Литмир - Электронная Библиотека

– Что хоть вы пьёте? – поинтересовался Трелуцкий.

– Портвейн! Хозяин склада угостил.

– А в ларьке он на сколько тянет?

– Пару червонцев.

Андрей порылся в карманах.

– Ого! Андрюха угощает! – с беззлобной ухмылкой воскликнул Толян. Он не испытывал особой злобы к блюстителям правопорядка, ведь они его не сильно беспокоили, взирая сквозь пальцы на случаи мордобоя. Им сейчас было просто не до таких, как Толян.

– Да ладно – Андрюха, оставь. Мы банкуем! – снисходительно бросил дворовой царёк. – Мы нежадные. Давай – за наше здоровье!

Андрею протянули стакан и печенье в кулёчке.

– Ну, будем…

Чуть позже последовал второй тост.

– Уже стемнело – щас припрутся… – тихо заметил хриплый, который всё время почти неподвижно сидел на корточках в узком проёме между двумя гаражами так; что Трелуцкому не удавалось подробно разглядеть его внешность.

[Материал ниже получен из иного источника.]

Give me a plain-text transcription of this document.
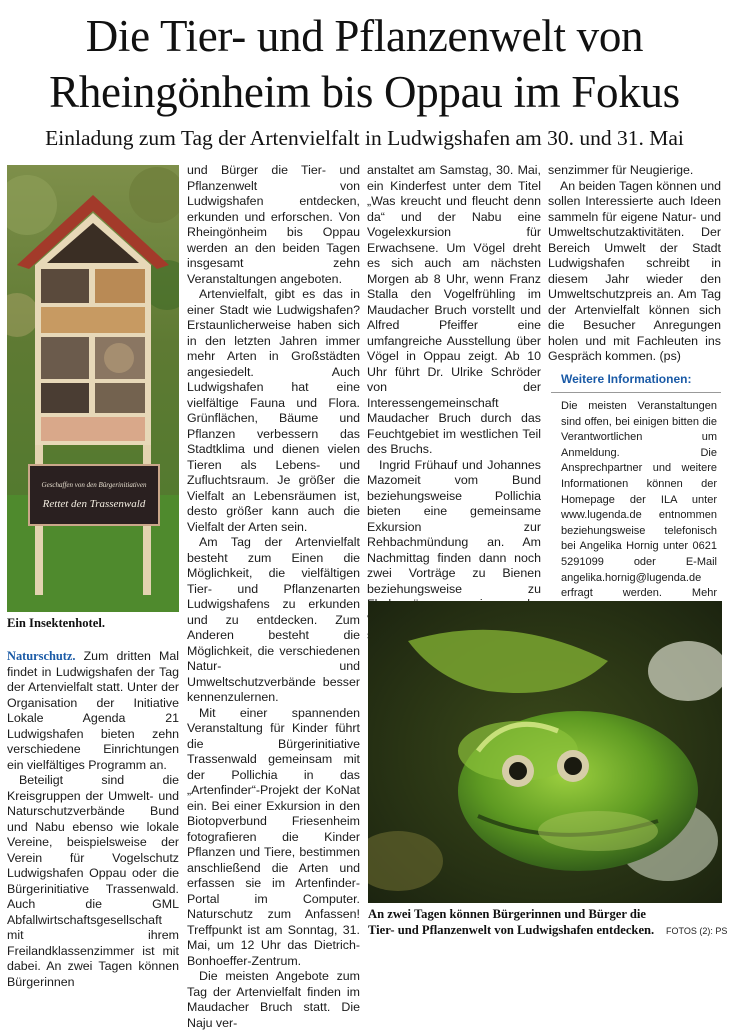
Die Tier- und Pflanzenwelt von
Rheingönheim bis Oppau im Fokus
Einladung zum Tag der Artenvielfalt in Ludwigshafen am 30. und 31. Mai
Geschaffen von den Bürgerinitiativen
Rettet den Trassenwald
Ein Insektenhotel.

Naturschutz. Zum dritten Mal findet in Ludwigshafen der Tag der Artenvielfalt statt. Unter der Organisation der Initiative Lokale Agenda 21 Ludwigshafen bieten zehn verschiedene Einrichtungen ein vielfältiges Programm an.

Beteiligt sind die Kreisgruppen der Umwelt- und Naturschutzverbände Bund und Nabu ebenso wie lokale Vereine, beispielsweise der Verein für Vogelschutz Ludwigshafen Oppau oder die Bürgerinitiative Trassenwald. Auch die GML Abfallwirtschaftsgesellschaft mit ihrem Freilandklassenzimmer ist mit dabei. An zwei Tagen können Bürgerinnen

und Bürger die Tier- und Pflanzenwelt von Ludwigshafen entdecken, erkunden und erforschen. Von Rheingönheim bis Oppau werden an den beiden Tagen insgesamt zehn Veranstaltungen angeboten.

Artenvielfalt, gibt es das in einer Stadt wie Ludwigshafen? Erstaunlicherweise haben sich in den letzten Jahren immer mehr Arten in Großstädten angesiedelt. Auch Ludwigshafen hat eine vielfältige Fauna und Flora. Grünflächen, Bäume und Pflanzen verbessern das Stadtklima und dienen vielen Tieren als Lebens- und Zufluchtsraum. Je größer die Vielfalt an Lebensräumen ist, desto größer kann auch die Vielfalt der Arten sein.

Am Tag der Artenvielfalt besteht zum Einen die Möglichkeit, die vielfältigen Tier- und Pflanzenarten Ludwigshafens zu erkunden und zu entdecken. Zum Anderen besteht die Möglichkeit, die verschiedenen Natur- und Umweltschutzverbände besser kennenzulernen.

Mit einer spannenden Veranstaltung für Kinder führt die Bürgerinitiative Trassenwald gemeinsam mit der Pollichia in das „Artenfinder“-Projekt der KoNat ein. Bei einer Exkursion in den Biotopverbund Friesenheim fotografieren die Kinder Pflanzen und Tiere, bestimmen anschließend die Arten und erfassen sie im Artenfinder-Portal im Computer. Naturschutz zum Anfassen! Treffpunkt ist am Sonntag, 31. Mai, um 12 Uhr das Dietrich-Bonhoeffer-Zentrum.

Die meisten Angebote zum Tag der Artenvielfalt finden im Maudacher Bruch statt. Die Naju ver-

anstaltet am Samstag, 30. Mai, ein Kinderfest unter dem Titel „Was kreucht und fleucht denn da“ und der Nabu eine Vogelexkursion für Erwachsene. Um Vögel dreht es sich auch am nächsten Morgen ab 8 Uhr, wenn Franz Stalla den Vogelfrühling im Maudacher Bruch vorstellt und Alfred Pfeiffer eine umfangreiche Ausstellung über Vögel in Oppau zeigt. Ab 10 Uhr führt Dr. Ulrike Schröder von der Interessengemeinschaft Maudacher Bruch durch das Feuchtgebiet im westlichen Teil des Bruchs.

Ingrid Frühauf und Johannes Mazomeit vom Bund beziehungsweise Pollichia bieten eine gemeinsame Exkursion zur Rehbachmündung an. Am Nachmittag finden dann noch zwei Vorträge zu Bienen beziehungsweise zu

senzimmer für Neugierige.

An beiden Tagen können und sollen Interessierte auch Ideen sammeln für eigene Natur- und Umweltschutzaktivitäten. Der Bereich Umwelt der Stadt Ludwigshafen schreibt in diesem Jahr wieder den Umweltschutzpreis an. Am Tag der Artenvielfalt können sich die Besucher Anregungen holen und mit Fachleuten ins Gespräch kommen. (ps)

Weitere Informationen:
Die meisten Veranstaltungen sind offen, bei einigen bitten die Verantwortlichen um Anmeldung. Die Ansprechpartner und weitere Informationen können der Homepage der ILA unter www.lugenda.de entnommen beziehungsweise telefonisch bei Angelika Hornig unter 0621 5291099 oder E-Mail angelika.hornig@lugenda.de erfragt werden. Mehr
An zwei Tagen können Bürgerinnen und Bürger die Tier- und Pflanzenwelt von Ludwigshafen entdecken.	FOTOS (2): PS
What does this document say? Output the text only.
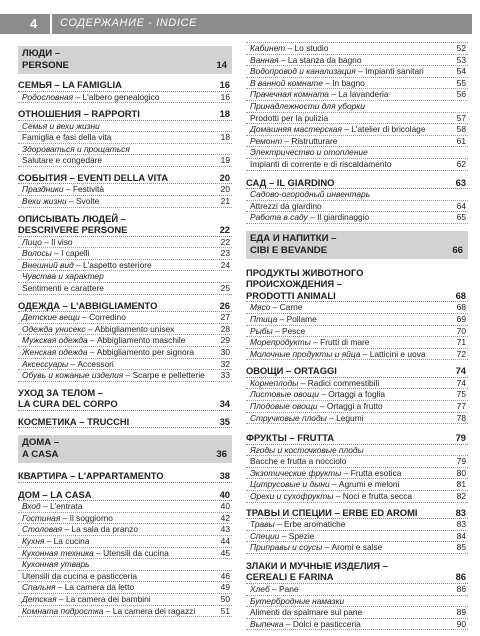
4 СОДЕРЖАНИЕ - INDICE
ЛЮДИ –
PERSONE	14
СЕМЬЯ – LA FAMIGLIA	16
Родословная – L'albero genealogico	16
ОТНОШЕНИЯ – RAPPORTI	18
Семья и вехи жизни
Famiglia e fasi della vita	18
Здороваться и прощаться
Salutare e congedare	19
СОБЫТИЯ – EVENTI DELLA VITA	20
Праздники – Festività	20
Вехи жизни – Svolte	21
ОПИСЫВАТЬ ЛЮДЕЙ –
DESCRIVERE PERSONE	22
Лицо – Il viso	22
Волосы – I capelli	23
Внешний вид – L'aspetto esteriore	24
Чувства и характер
Sentimenti e carattere	25
ОДЕЖДА – L'ABBIGLIAMENTO	26
Детские вещи – Corredino	27
Одежда унисекс – Abbigliamento unisex	28
Мужская одежда – Abbigliamento maschile	29
Женская одежда – Abbigliamento per signora	30
Аксессуары – Accessori	32
Обувь и кожаные изделия – Scarpe e pelletterie 33
УХОД ЗА ТЕЛОМ –
LA CURA DEL CORPO	34
КОСМЕТИКА – TRUCCHI	35
ДОМА –
A CASA	36
КВАРТИРА – L'APPARTAMENTO	38
ДОМ – LA CASA	40
Вход – L'entrata	40
Гостиная – Il soggiorno	42
Столовая – La sala da pranzo	43
Кухня – La cucina	44
Кухонная техника – Utensili da cucina	45
Кухонная утварь
Utensili da cucina e pasticceria	46
Спальня – La camera da letto	49
Детская – La camera dei bambini	50
Комната подростка – La camera dei ragazzi	51
Кабинет – Lo studio	52
Ванная – La stanza da bagno	53
Водопровод и канализация – Impianti sanitari	54
В ванной комнате – In bagno	55
Прачечная комната – La lavanderia	56
Принадлежности для уборки
Prodotti per la pulizia	57
Домашняя мастерская – L'atelier di bricolage	58
Ремонт – Ristrutturare	61
Электричество и отопление
Impianti di corrente e di riscaldamento	62
САД – IL GIARDINO	63
Садово-огородный инвентарь
Attrezzi da giardino	64
Работа в саду – Il giardinaggio	65
ЕДА И НАПИТКИ –
CIBI E BEVANDE	66
ПРОДУКТЫ ЖИВОТНОГО ПРОИСХОЖДЕНИЯ –
PRODOTTI ANIMALI	68
Мясо – Carne	68
Птица – Pollame	69
Рыбы – Pesce	70
Морепродукты – Frutti di mare	71
Молочные продукты и яйца – Latticini e uova	72
ОВОЩИ – ORTAGGI	74
Корнеплоды – Radici commestibili	74
Листовые овощи – Ortaggi a foglia	75
Плодовые овощи – Ortaggi a frutto	77
Стручковые плоды – Legumi	78
ФРУКТЫ – FRUTTA	79
Ягоды и косточковые плоды
Bacche e frutta a nocciolo	79
Экзотические фрукты – Frutta esotica	80
Цитрусовые и дыни – Agrumi e meloni	81
Орехи и сухофрукты – Noci e frutta secca	82
ТРАВЫ И СПЕЦИИ – ERBE ED AROMI	83
Травы – Erbe aromatiche	83
Специи – Spezie	84
Приправы и соусы – Aromi e salse	85
ЗЛАКИ И МУЧНЫЕ ИЗДЕЛИЯ –
CEREALI E FARINA	86
Хлеб – Pane	86
Бутербродные намазки
Alimenti da spalmare sul pane	89
Выпечка – Dolci e pasticceria	90
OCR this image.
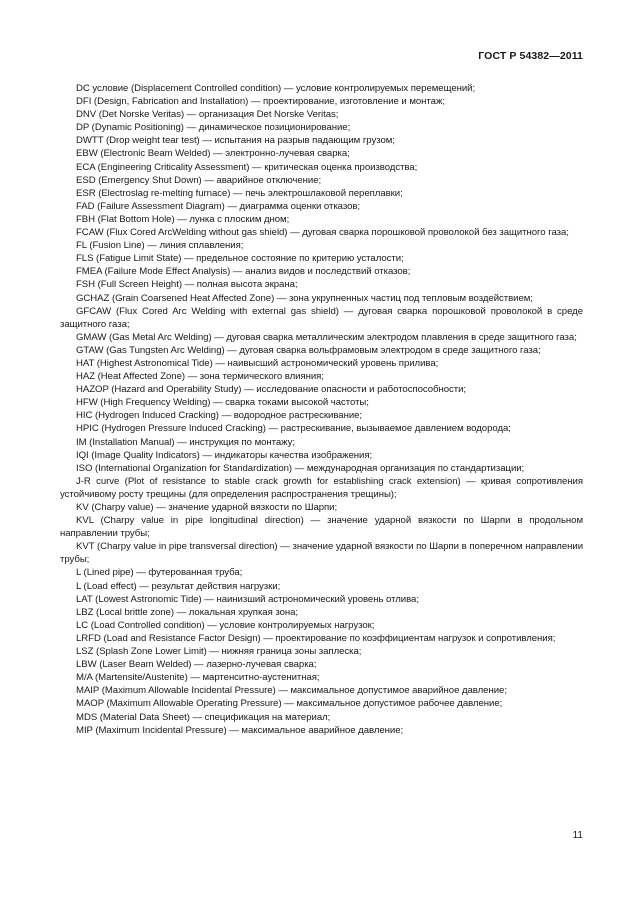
ГОСТ Р 54382—2011

DC условие (Displacement Controlled condition) — условие контролируемых перемещений;

DFI (Design, Fabrication and Installation) — проектирование, изготовление и монтаж;

DNV (Det Norske Veritas) — организация Det Norske Veritas;

DP (Dynamic Positioning) — динамическое позиционирование;

DWTT (Drop weight tear test) — испытания на разрыв падающим грузом;

EBW (Electronic Beam Welded) — электронно-лучевая сварка;

ECA (Engineering Criticality Assessment) — критическая оценка производства;

ESD (Emergency Shut Down) — аварийное отключение;

ESR (Electroslag re-melting furnace) — печь электрошлаковой переплавки;

FAD (Failure Assessment Diagram) — диаграмма оценки отказов;

FBH (Flat Bottom Hole) — лунка с плоским дном;

FCAW (Flux Cored ArcWelding without gas shield) — дуговая сварка порошковой проволокой без защитного газа;

FL (Fusion Line) — линия сплавления;

FLS (Fatigue Limit State) — предельное состояние по критерию усталости;

FMEA (Failure Mode Effect Analysis) — анализ видов и последствий отказов;

FSH (Full Screen Height) — полная высота экрана;

GCHAZ (Grain Coarsened Heat Affected Zone) — зона укрупненных частиц под тепловым воздействием;

GFCAW (Flux Cored Arc Welding with external gas shield) — дуговая сварка порошковой проволокой в среде защитного газа;

GMAW (Gas Metal Arc Welding) — дуговая сварка металлическим электродом плавления в среде защитного газа;

GTAW (Gas Tungsten Arc Welding) — дуговая сварка вольфрамовым электродом в среде защитного газа;

HAT (Highest Astronomical Tide) — наивысший астрономический уровень прилива;

HAZ (Heat Affected Zone) — зона термического влияния;

HAZOP (Hazard and Operability Study) — исследование опасности и работоспособности;

HFW (High Frequency Welding) — сварка токами высокой частоты;

HIC (Hydrogen Induced Cracking) — водородное растрескивание;

HPIC (Hydrogen Pressure Induced Cracking) — растрескивание, вызываемое давлением водорода;

IM (Installation Manual) — инструкция по монтажу;

IQI (Image Quality Indicators) — индикаторы качества изображения;

ISO (International Organization for Standardization) — международная организация по стандартизации;

J-R curve (Plot of resistance to stable crack growth for establishing crack extension) — кривая сопротивления устойчивому росту трещины (для определения распространения трещины);

KV (Charpy value) — значение ударной вязкости по Шарпи;

KVL (Charpy value in pipe longitudinal direction) — значение ударной вязкости по Шарпи в продольном направлении трубы;

KVT (Charpy value in pipe transversal direction) — значение ударной вязкости по Шарпи в поперечном направлении трубы;

L (Lined pipe) — футерованная труба;

L (Load effect) — результат действия нагрузки;

LAT (Lowest Astronomic Tide) — наинизший астрономический уровень отлива;

LBZ (Local brittle zone) — локальная хрупкая зона;

LC (Load Controlled condition) — условие контролируемых нагрузок;

LRFD (Load and Resistance Factor Design) — проектирование по коэффициентам нагрузок и сопротивления;

LSZ (Splash Zone Lower Limit) — нижняя граница зоны заплеска;

LBW (Laser Beam Welded) — лазерно-лучевая сварка;

M/A (Martensite/Austenite) — мартенситно-аустенитная;

MAIP (Maximum Allowable Incidental Pressure) — максимальное допустимое аварийное давление;

MAOP (Maximum Allowable Operating Pressure) — максимальное допустимое рабочее давление;

MDS (Material Data Sheet) — спецификация на материал;

MIP (Maximum Incidental Pressure) — максимальное аварийное давление;

11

– Ладно – Андрей-воробей, закурить дашь?

– Конечно! – лейтенант протянул полпачки «Нашей Марки» и, как бы машинально, немного нагнулся к сидящему, дабы его угостить.

– У меня свои! – сухо отрезал тот и слегка отвернулся.

Тогда Андрей отдал сигареты Толяну:

– На, угощайся!

– Ну давай! Ну, братан – нам, пора по домам, – в рифму сообщил местный царёк,– видак пора смотреть: у меня новая кассета с Чаком Норрисом. Хошь после тебе подкину глянуть?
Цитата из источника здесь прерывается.